Il descendait lentement, et je n’ai eu aucun dommage. Mais je me trouvais au milieu d’un peuple étrange, qui, me voyant descendre des nuages, pensait que j’étais un grand Magicien. Bien sûr, je les ai laissés croire cela. Car ils étaient effrayés par moi, et ils ont promis de faire tout ce que je leur demandais.

« Juste pour m’amuser, et pour divertir les gens, je leur ai demandé de construire cette Cité et mon Palais. Ils l’ont tous fait joyeusement et avec diligence. Ensuite, j’ai pensé, comme le pays était si verdoyant et magnifique, je l’appellerais la Cité d’Émeraude. Et pour que le nom soit encore plus approprié, j’ai fait porter des lunettes vertes à tous les habitants, de sorte que tout ce qu’ils voyaient était vert. »

« Mais est-ce que tout ici est vert ? » demandait Dorothée.

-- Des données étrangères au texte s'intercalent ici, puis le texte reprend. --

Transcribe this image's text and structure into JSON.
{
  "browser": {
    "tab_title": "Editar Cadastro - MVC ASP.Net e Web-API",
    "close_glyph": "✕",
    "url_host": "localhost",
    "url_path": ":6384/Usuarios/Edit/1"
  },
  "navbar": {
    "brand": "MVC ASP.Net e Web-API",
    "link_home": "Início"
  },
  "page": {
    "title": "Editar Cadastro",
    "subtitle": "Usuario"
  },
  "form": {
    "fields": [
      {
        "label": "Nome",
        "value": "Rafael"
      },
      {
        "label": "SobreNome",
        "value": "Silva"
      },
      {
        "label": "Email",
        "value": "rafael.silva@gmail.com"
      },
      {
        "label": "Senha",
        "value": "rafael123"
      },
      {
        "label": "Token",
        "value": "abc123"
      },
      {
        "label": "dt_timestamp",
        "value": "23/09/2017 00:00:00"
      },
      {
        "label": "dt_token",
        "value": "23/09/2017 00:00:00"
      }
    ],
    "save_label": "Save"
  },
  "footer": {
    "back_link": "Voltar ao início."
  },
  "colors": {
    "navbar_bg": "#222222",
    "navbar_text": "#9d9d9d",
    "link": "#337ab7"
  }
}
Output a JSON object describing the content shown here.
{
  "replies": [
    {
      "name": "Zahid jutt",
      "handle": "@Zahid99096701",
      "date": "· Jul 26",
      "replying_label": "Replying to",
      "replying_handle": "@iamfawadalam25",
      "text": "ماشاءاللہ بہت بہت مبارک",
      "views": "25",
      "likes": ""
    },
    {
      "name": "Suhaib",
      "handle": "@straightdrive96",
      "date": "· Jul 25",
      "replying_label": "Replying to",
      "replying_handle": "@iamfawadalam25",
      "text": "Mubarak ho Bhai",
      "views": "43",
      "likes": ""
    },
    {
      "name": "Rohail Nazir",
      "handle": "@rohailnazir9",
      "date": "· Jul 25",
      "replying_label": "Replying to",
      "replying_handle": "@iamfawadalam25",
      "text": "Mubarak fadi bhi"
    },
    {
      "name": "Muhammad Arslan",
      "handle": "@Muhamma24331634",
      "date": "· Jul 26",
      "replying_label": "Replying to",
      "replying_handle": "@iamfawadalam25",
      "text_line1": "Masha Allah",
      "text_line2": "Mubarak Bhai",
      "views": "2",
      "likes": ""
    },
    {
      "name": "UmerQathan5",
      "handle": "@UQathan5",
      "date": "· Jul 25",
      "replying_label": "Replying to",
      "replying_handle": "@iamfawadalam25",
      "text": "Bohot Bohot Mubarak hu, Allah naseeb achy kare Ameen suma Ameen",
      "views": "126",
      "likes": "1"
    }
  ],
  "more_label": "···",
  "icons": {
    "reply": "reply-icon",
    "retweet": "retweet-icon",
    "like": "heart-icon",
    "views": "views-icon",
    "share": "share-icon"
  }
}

« Non, pas plus que dans une autre ville, » répondait Oz. « Mais quand vous portez des lunettes vertes, alors bien sûr, tout vous semble vert. La Cité d’Émeraude a été construite il y a de nombreuses années, car j’étais jeune quand le ballon m’a amené ici. Maintenant, je suis très vieux. Mais mon peuple porte des lunettes vertes depuis si longtemps que la plupart pensent vraiment que c’est une Cité d’Émeraude. Et c’est vraiment un bel endroit, plein de joyaux, de métaux précieux et de tout ce qui peut rendre quelqu’un heureux. J’ai été bon envers eux, et ils m’aiment bien. Mais depuis que ce Palais a été construit, je me suis enfermé et je n’ai vu personne. »

« J’avais une grande peur des Sorcières. Même si je n’avais aucun pouvoir magique, j’ai vite appris que les Sorcières étaient capables de faire des choses incroyables. Il y en avait quatre dans ce pays, et elles gouvernaient les gens du Nord, du Sud, de l’Est et de l’Ouest. Heureusement, les Sorcières du Nord et du Sud étaient gentilles, donc je savais qu’elles ne me feraient aucun mal. Mais les Sorcières de l’Est et de l’Ouest étaient vraiment méchantes, et si elles ne m’avaient pas cru plus puissant qu’elles, elles m’auraient sûrement détruit. J’ai vécu dans une grande peur d’elles pendant des années. Vous pouvez donc imaginer ma joie quand j’ai entendu que votre maison était tombée sur la Méchante Sorcière de l’Est. Quand vous êtes venus vers moi, j’étais prêt à promettre n’importe quoi pour que vous vous débarrassiez de l’autre Sorcière. Mais maintenant qu’elle est fondue, je suis désolé de dire que je ne peux pas tenir mes promesses. »

« Je pense que vous êtes un homme vraiment méchant, » disait Dorothée.

« Oh, non, ma chère. Je suis en fait un homme bon. Mais je suis un magicien très peu compétent, je dois l’admettre. »

« Pouvez-vous me donner un cerveau ? » demandait l’Épouvantail.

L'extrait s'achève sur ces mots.